The plan didn't anticipate a slow-moving slide in Everett that in recent years began devouring homes in the Valley View neighborhood. Homeowners are suing the city, blaming a 2004 drainage project. City engineers say the problems were caused by a combination of natural topography, fill dirt placed during construction, groundwater movement and heavy rainfall during the winter of 2010 to 2011.
The slide that pummeled an Oso neighborhood Saturday occurred in the same location as a smaller slide that let loose Jan. 25, 2006 after a series of winter storms soaked the area with rain.
While the damage was less than Saturday's slide, the 2006 slide released enough debris to dam the river just downstream from the Steelhead Drive neighborhood.
That year, neighbors worked together to move belongings out of harm's way while crews of jail inmates were brought in to help fill sandbags.
The river eventually carved a new path around the tangle of mud and logs. Emergency officials brought in heavy equipment to help speed along the process.
Two weeks later and about a mile away from Steelhead Drive, more problems surfaced with the valley's unstable soil. Highway 530 suddenly began cracking and the pavement sank six inches along a 250-foot stretch.
There were fears that the roadway could be closed for months, but close inspection deemed it safe enough for use while repairs were made.

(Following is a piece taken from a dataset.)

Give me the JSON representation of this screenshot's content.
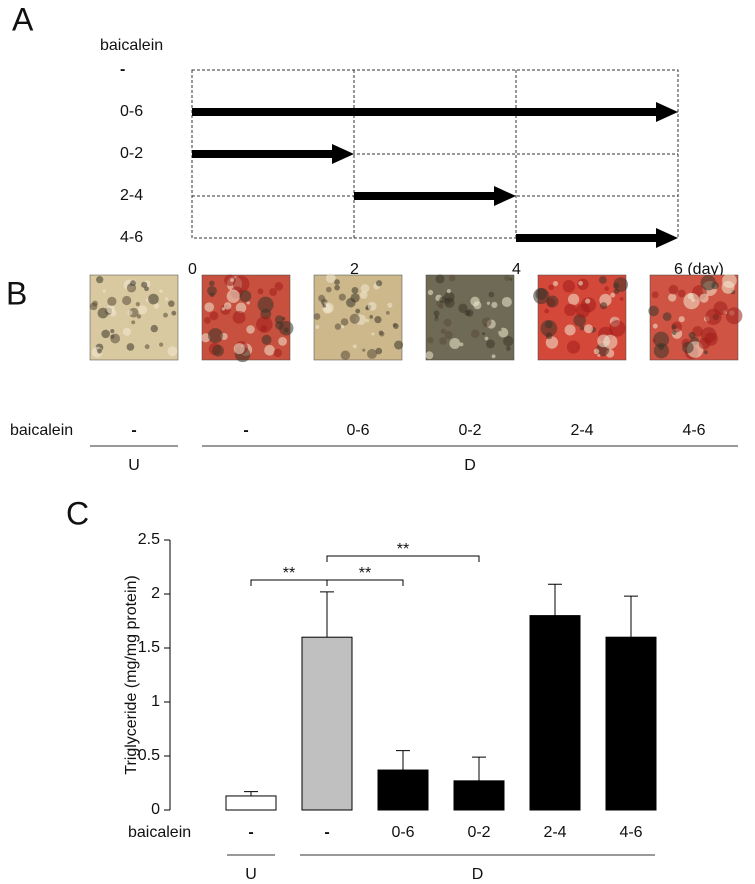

The highway's slumping came after the upper valley again was hit by heavy rains.
While Highway 530 is closed indefinitely, at some point the emergency responders will go home and the engineers will be called in to try to clean up the mess.
When that might be is unknown. David Lervik, a civil engineer with experience in soil stabilization, said his concern would be that the hill would continue to slide.
"The top of the hill could keep sloughing back unless all the hydrostatic pressure has been relieved," Lervik said.
Looking at photos of the slide, he said there are still probably some unstable areas in the hill. Future slides would be likely until the soils reached a new state of equilibrium, he said.
"I'm not sure there's anything we can do to stop it. It's pretty big," Lervik said. "When I saw pictures of it, it reminded me very much of St. Helens."
Scott North contributed to this report.